Your cup of tea 3: Tea preparation

YUM Eat Cafe - teaThe coming weeks we introduce you to about 25 different natural health teas (without added flavours and other additives). Here the third part of the introduction. All teas at Yum Eat Cafe are served in-fusion.

Hand methods for the preparation of tea shoots, consisting of the young leaves and terminal leave bud, have their origin in antiquity.  Tea is designated as black (fermented), green (unfermented), or oolong (semi-fermented), depending upon the process applied.  Green tea is produced mainly in China, Japan and Taiwan, but 98 percent of the international trade is in black tea.

When black tea is made by the small producer, the leaf is plucked on a clear day after the dew is gone, exposed to the sun and air for at least an hour, then lightly rolled on a table to develop a red colour and an aroma.  The leaves are heated in a hot iron pan, rolled, heated several additional times, and finally dried in a basket over a charcoal fire.  With China mechanizing its industry, China teas may retrieve their importance in the world markets.

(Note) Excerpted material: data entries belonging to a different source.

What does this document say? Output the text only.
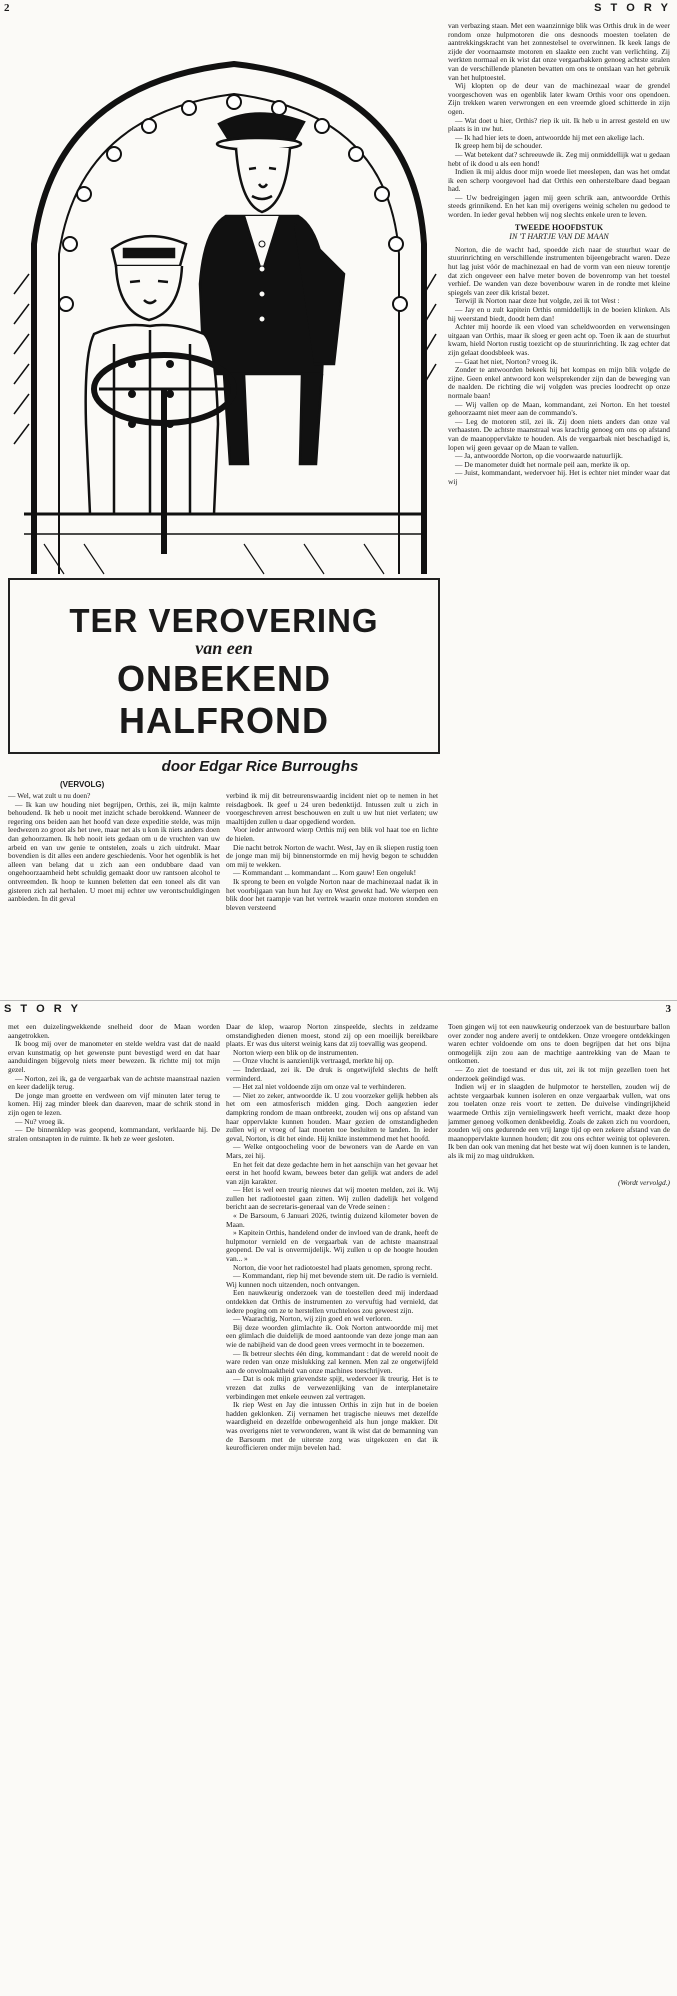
2	S T O R Y
TER VEROVERING
van een
ONBEKEND HALFROND
door Edgar Rice Burroughs
(VERVOLG)

— Wel, wat zult u nu doen?

— Ik kan uw houding niet begrijpen, Orthis, zei ik, mijn kalmte behoudend. Ik heb u nooit met inzicht schade berokkend. Wanneer de regering ons beiden aan het hoofd van deze expeditie stelde, was mijn leedwezen zo groot als het uwe, maar net als u kon ik niets anders doen dan gehoorzamen. Ik heb nooit iets gedaan om u de vruchten van uw arbeid en van uw genie te ontstelen, zoals u zich uitdrukt. Maar bovendien is dit alles een andere geschiedenis. Voor het ogenblik is het alleen van belang dat u zich aan een ondubbare daad van ongehoorzaamheid hebt schuldig gemaakt door uw rantsoen alcohol te ontvreemden. Ik hoop te kunnen beletten dat een toneel als dit van gisteren zich zal herhalen. U moet mij echter uw verontschuldigingen aanbieden. In dit geval

verbind ik mij dit betreurenswaardig incident niet op te nemen in het reisdagboek. Ik geef u 24 uren bedenktijd. Intussen zult u zich in voorgeschreven arrest beschouwen en zult u uw hut niet verlaten; uw maaltijden zullen u daar opgediend worden.

Voor ieder antwoord wierp Orthis mij een blik vol haat toe en lichte de hielen.

Die nacht betrok Norton de wacht. West, Jay en ik sliepen rustig toen de jonge man mij bij binnenstormde en mij hevig begon te schudden om mij te wekken.

— Kommandant ... kommandant ... Kom gauw! Een ongeluk!

Ik sprong te been en volgde Norton naar de machinezaal nadat ik in het voorbijgaan van hun hut Jay en West gewekt had. We wierpen een blik door het raampje van het vertrek waarin onze motoren stonden en bleven versteend

van verbazing staan. Met een waanzinnige blik was Orthis druk in de weer rondom onze hulpmotoren die ons desnoods moesten toelaten de aantrekkingskracht van het zonnestelsel te overwinnen. Ik keek langs de zijde der voornaamste motoren en slaakte een zucht van verlichting. Zij werkten normaal en ik wist dat onze vergaarbakken genoeg achtste stralen van de verschillende planeten bevatten om ons te ontslaan van het gebruik van het hulptoestel.

Wij klopten op de deur van de machinezaal waar de grendel voorgeschoven was en ogenblik later kwam Orthis voor ons opendoen. Zijn trekken waren verwrongen en een vreemde gloed schitterde in zijn ogen.

— Wat doet u hier, Orthis? riep ik uit. Ik heb u in arrest gesteld en uw plaats is in uw hut.

— Ik had hier iets te doen, antwoordde hij met een akelige lach.

Ik greep hem bij de schouder.

— Wat betekent dat? schreeuwde ik. Zeg mij onmiddellijk wat u gedaan hebt of ik dood u als een hond!

Indien ik mij aldus door mijn woede liet meeslepen, dan was het omdat ik een scherp voorgevoel had dat Orthis een onherstelbare daad begaan had.

— Uw bedreigingen jagen mij geen schrik aan, antwoordde Orthis steeds grinnikend. En het kan mij overigens weinig schelen nu gedood te worden. In ieder geval hebben wij nog slechts enkele uren te leven.

TWEEDE HOOFDSTUK
IN 'T HARTJE VAN DE MAAN

Norton, die de wacht had, spoedde zich naar de stuurhut waar de stuurinrichting en verschillende instrumenten bijeengebracht waren. Deze hut lag juist vóór de machinezaal en had de vorm van een nieuw torentje dat zich ongeveer een halve meter boven de bovenromp van het toestel verhief. De wanden van deze bovenbouw waren in de rondte met kleine spiegels van zeer dik kristal bezet.

Terwijl ik Norton naar deze hut volgde, zei ik tot West :

— Jay en u zult kapitein Orthis onmiddellijk in de boeien klinken. Als hij weerstand biedt, doodt hem dan!

Achter mij hoorde ik een vloed van scheldwoorden en verwensingen uitgaan van Orthis, maar ik sloeg er geen acht op. Toen ik aan de stuurhut kwam, hield Norton rustig toezicht op de stuurinrichting. Ik zag echter dat zijn gelaat doodsbleek was.

— Gaat het niet, Norton? vroeg ik.

Zonder te antwoorden bekeek hij het kompas en mijn blik volgde de zijne. Geen enkel antwoord kon welsprekender zijn dan de beweging van de naalden. De richting die wij volgden was precies loodrecht op onze normale baan!

— Wij vallen op de Maan, kommandant, zei Norton. En het toestel gehoorzaamt niet meer aan de commando's.

— Leg de motoren stil, zei ik. Zij doen niets anders dan onze val verhaasten. De achtste maanstraal was krachtig genoeg om ons op afstand van de maanoppervlakte te houden. Als de vergaarbak niet beschadigd is, lopen wij geen gevaar op de Maan te vallen.

— Ja, antwoordde Norton, op die voorwaarde natuurlijk.

— De manometer duidt het normale peil aan, merkte ik op.

— Juist, kommandant, wedervoer hij. Het is echter niet minder waar dat wij

S T O R Y	3

met een duizelingwekkende snelheid door de Maan worden aangetrokken.

Ik boog mij over de manometer en stelde weldra vast dat de naald ervan kunstmatig op het gewenste punt bevestigd werd en dat haar aanduidingen bijgevolg niets meer bewezen. Ik richtte mij tot mijn gezel.

— Norton, zei ik, ga de vergaarbak van de achtste maanstraal nazien en keer dadelijk terug.

De jonge man groette en verdween om vijf minuten later terug te komen. Hij zag minder bleek dan daareven, maar de schrik stond in zijn ogen te lezen.

— Nu? vroeg ik.

— De binnenklep was geopend, kommandant, verklaarde hij. De stralen ontsnapten in de ruimte. Ik heb ze weer gesloten.

Daar de klep, waarop Norton zinspeelde, slechts in zeldzame omstandigheden dienen moest, stond zij op een moeilijk bereikbare plaats. Er was dus uiterst weinig kans dat zij toevallig was geopend.

Norton wierp een blik op de instrumenten.

— Onze vlucht is aanzienlijk vertraagd, merkte hij op.

— Inderdaad, zei ik. De druk is ongetwijfeld slechts de helft verminderd.

— Het zal niet voldoende zijn om onze val te verhinderen.

— Niet zo zeker, antwoordde ik. U zou voorzeker gelijk hebben als het om een atmosferisch midden ging. Doch aangezien ieder dampkring rondom de maan ontbreekt, zouden wij ons op afstand van haar oppervlakte kunnen houden. Maar gezien de omstandigheden zullen wij er vroeg of laat moeten toe besluiten te landen. In ieder geval, Norton, is dit het einde. Hij knikte instemmend met het hoofd.

— Welke ontgoocheling voor de bewoners van de Aarde en van Mars, zei hij.

En het feit dat deze gedachte hem in het aanschijn van het gevaar het eerst in het hoofd kwam, bewees beter dan gelijk wat anders de adel van zijn karakter.

— Het is wel een treurig nieuws dat wij moeten melden, zei ik. Wij zullen het radiotoestel gaan zitten. Wij zullen dadelijk het volgend bericht aan de secretaris-generaal van de Vrede seinen :

« De Barsoum, 6 Januari 2026, twintig duizend kilometer boven de Maan.

» Kapitein Orthis, handelend onder de invloed van de drank, heeft de hulpmotor vernield en de vergaarbak van de achtste maanstraal geopend. De val is onvermijdelijk. Wij zullen u op de hoogte houden van... »

Norton, die voor het radiotoestel had plaats genomen, sprong recht.

— Kommandant, riep hij met bevende stem uit. De radio is vernield. Wij kunnen noch uitzenden, noch ontvangen.

Een nauwkeurig onderzoek van de toestellen deed mij inderdaad ontdekken dat Orthis de instrumenten zo vervuftig had vernield, dat iedere poging om ze te herstellen vruchteloos zou geweest zijn.

— Waarachtig, Norton, wij zijn goed en wel verloren.

Bij deze woorden glimlachte ik. Ook Norton antwoordde mij met een glimlach die duidelijk de moed aantoonde van deze jonge man aan wie de nabijheid van de dood geen vrees vermocht in te boezemen.

— Ik betreur slechts één ding, kommandant : dat de wereld nooit de ware reden van onze mislukking zal kennen. Men zal ze ongetwijfeld aan de onvolmaaktheid van onze machines toeschrijven.

— Dat is ook mijn grievendste spijt, wedervoer ik treurig. Het is te vrezen dat zulks de verwezenlijking van de interplanetaire verbindingen met enkele eeuwen zal vertragen.

Ik riep West en Jay die intussen Orthis in zijn hut in de boeien hadden geklonken. Zij vernamen het tragische nieuws met dezelfde waardigheid en dezelfde onbewogenheid als hun jonge makker. Dit was overigens niet te verwonderen, want ik wist dat de bemanning van de Barsoum met de uiterste zorg was uitgekozen en dat ik keurofficieren onder mijn bevelen had.

Toen gingen wij tot een nauwkeurig onderzoek van de bestuurbare ballon over zonder nog andere averij te ontdekken. Onze vroegere ontdekkingen waren echter voldoende om ons te doen begrijpen dat het ons bijna onmogelijk zijn zou aan de machtige aantrekking van de Maan te ontkomen.

— Zo ziet de toestand er dus uit, zei ik tot mijn gezellen toen het onderzoek geëindigd was.

Indien wij er in slaagden de hulpmotor te herstellen, zouden wij de achtste vergaarbak kunnen isoleren en onze vergaarbak vullen, wat ons zou toelaten onze reis voort te zetten. De duivelse vindingrijkheid waarmede Orthis zijn vernielingswerk heeft verricht, maakt deze hoop jammer genoeg volkomen denkbeeldig. Zoals de zaken zich nu voordoen, zouden wij ons gedurende een vrij lange tijd op een zekere afstand van de maanoppervlakte kunnen houden; dit zou ons echter weinig tot opleveren. Ik ben dan ook van mening dat het beste wat wij doen kunnen is te landen, als ik mij zo mag uitdrukken.

(Wordt vervolgd.)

In China, green tea is made by heating the freshly plucked leaves in an iron pan for a few minutes, causing the leaves to turn yellow, inactivating the enzymes, and killing the leaves.  It is then hand rolled and given further roastings, which turn it to olive green and then to a bluish tint.  In Japan, where most of the crop is made into green tea, the leaf is heated by steam, and modern machines perform the rolling and drying.

Oolong, semi-fermented tea, is prepared in South China and Taiwan from a special form of China plant, chesima, that gives this tea unique flavour.  Preparation is similar to that followed in making China black tea.  Both China and oolong teas are sometimes scented with flowers, such as Jasmine.

Brick tea, made in China for export to inner Asia, is of little importance in world trade.  It may consist of leaf, stalk and even twigs, or mainly of tea dust and fannings (coarse tea dust).  The bulk is softened with steam and then compressed into blocks or bricks.

In Burma, Thailand and China, the tea leaf may be pickled and the product, which is called lappet-so, eaten as a vegetable.


4 comments on “Your cup of tea 3: Tea preparation

  1. pinkiebag says:

    I really enjoyed reading this post an informative read, thank you.

    Liked by 1 person

  2. thehomemakerslife says:

    I love the calming process of preparing tea!